9 thoughts on “Jurista cobra providências de Fachin contra exploração dos pobres em apostas “Bet”

  1. Paradoxo.

    Oxímoro.

    Um país cheio de Bets.

    E sem Cassino.

    (…)

    As Bets ganham no atacado, explorando não apenas os mais pobres, mas os mais tolos.

    Seria preferível voltarem os grandes cassinos.

    Temos vocação turística para isso.

    Com shows e entretenimento para que. pode arriscar, sem sacrificar a saúde financeira.

    Ninguém no exterior entende a razão para o Brasil não ter os maiores e melhores cassinos do mundo.

    Temos uma casta riquíssima e que torra dinheiro em nossa enorme desigualdade e exploração nacional e histórica, que pode frequentar cassinos e pagar e realmente se divertir aqui, como já faz o tempo todo lá fora.

    As Bets são tristes do início ao fim.

    Como joguinho do celular, melhor voltar com o Tetris , com o Candycrush e com o jogo da cobrinha.

    Drogas e outros vícios custam caro.

    Não só ao indivíduo.

    Mas a toda a sociedade.

    • É o Poze do Rodo

      A cara do crime

      Ela fala que quer crime e eu sou criminoso

      Ela é da Zona Sul e eu sou cria do Rodo

      É o bonde do Tigrinho?

      É a Bet do Tigrão!!

      Narcotráfico Lavadão!!

      Tá dominado!

      Tá tudo dominado!

      Vai, trouxinha

      Viciado

      Empobrecido

      Até o chão!

      Cadê

      O grito da Galeraaa!!

  2. Boa tarde, as chamadas Bets estão destruindo vidas e devastando famílias. O PT está fazendo qualquer coisa para aumentar a arrecadação e assim poder distribuir mais benesses aos eleitores de baixa renda então por isso liberaram as Bets que pagam milhões em impostos. De nada está adiantando pois a expansão da moeda circulante está corroendo o poder de compra da moeda e TODOS estão percebendo isso quando vão aos supermercados.

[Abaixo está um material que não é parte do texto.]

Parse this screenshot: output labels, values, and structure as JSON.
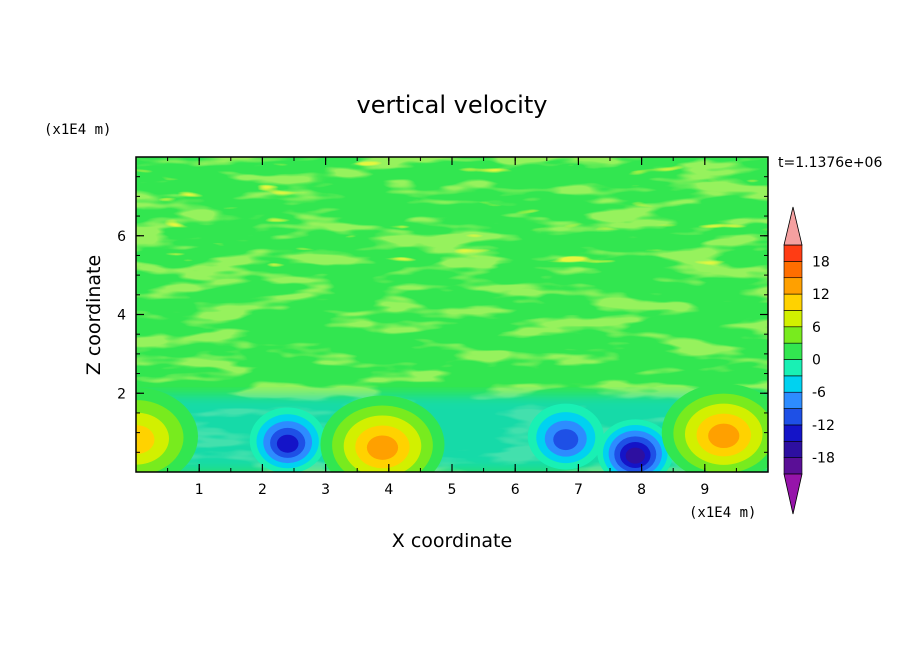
{
  "chart_data": {
    "type": "heatmap",
    "title": "vertical velocity",
    "xlabel": "X coordinate",
    "ylabel": "Z coordinate",
    "x_unit": "(x1E4 m)",
    "y_unit": "(x1E4 m)",
    "time_label": "t=1.1376e+06",
    "xlim": [
      0,
      10
    ],
    "ylim": [
      0,
      8
    ],
    "x_ticks": [
      "1",
      "2",
      "3",
      "4",
      "5",
      "6",
      "7",
      "8",
      "9"
    ],
    "y_ticks": [
      "2",
      "4",
      "6"
    ],
    "colorbar": {
      "levels": [
        -21,
        -18,
        -15,
        -12,
        -9,
        -6,
        -3,
        0,
        3,
        6,
        9,
        12,
        15,
        18,
        21
      ],
      "tick_labels": [
        "18",
        "12",
        "6",
        "0",
        "-6",
        "-12",
        "-18"
      ],
      "colors": [
        "#5a0f96",
        "#2d0fa0",
        "#1414c8",
        "#1e50e6",
        "#2d8cff",
        "#00d2f0",
        "#19f0b4",
        "#32e650",
        "#78eb1e",
        "#d2f000",
        "#ffd200",
        "#ffa000",
        "#ff6e00",
        "#ff3c14",
        "#e61e1e"
      ],
      "under_color": "#9614aa",
      "over_color": "#f5a0a0"
    },
    "features": [
      {
        "kind": "updraft",
        "x": 0.0,
        "z": 0.9,
        "value": 10
      },
      {
        "kind": "downdraft",
        "x": 2.4,
        "z": 0.8,
        "value": -14
      },
      {
        "kind": "updraft",
        "x": 3.9,
        "z": 0.7,
        "value": 15
      },
      {
        "kind": "downdraft",
        "x": 6.8,
        "z": 0.9,
        "value": -12
      },
      {
        "kind": "downdraft",
        "x": 7.9,
        "z": 0.5,
        "value": -17
      },
      {
        "kind": "updraft",
        "x": 9.3,
        "z": 1.0,
        "value": 14
      }
    ]
  }
}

Para conter a inflação gerada pela enxurrada de dinheiro em circulação o governo paga juros exorbitantes para rolar sua (nossa) dívida trilionária o que faz com que pessoas físicas e empresas que tomam ou tomaram crédito estejam QUEBRADAS!! Sou totalmente contra a expansão monetária e principalmente a expansão do gasto público pois antes de aumentar o gasto o governo ou os governos devem acabar com o desperdício cortando TUDO que for desnecessário ou excessivo. Eu começaria vendendo TODOS os jatinhos da FAB. Só haveria aeronaves para serviços essenciais das forças de segurança e salvamento por exemplo. Ou acabam com asBets ou ela acabará com os brasileiros!!!

  3. Lula perdeu a aposta: o endividamento das famílias explodiu

    Com a alta do endividamento, subiu o nível da empulhação

    O nível de endividamento das famílias cresceu, e esse pode ser um dos fatores que erodem a popularidade de Lula.

    Segundo os alquimistas do Planalto, uma das causas desse endividamento são as apostas eletrônicas. Mas quem abriu a porteira ao mercado de apostas foi o governo.

    O ministro Haddad não fez isso para estimular a opção pelo risco. Foi pura e simples ganância arrecadatória.

    Em 2024, a ekipekonômika esperava arrecadar até R$ 3,4 bilhões com a venda de licenças para a tavolagem. Havia 113 propostas na fila, metade delas era de fancaria.

    A iniciativa era o sonho do burocrata e do ministro arrecadador. Do nada, arrumariam R$ 3,4 bilhões com as outorgas.

    Rodando as maquininhas, as empresas pagariam 12% sobre sua receita bruta. Os ganhadores seriam mordidos em 15% acima de um prêmio no valor de um salário-mínimo.

    Foram desprezados argumentos contrários vindos de setores categorizados da administração pública.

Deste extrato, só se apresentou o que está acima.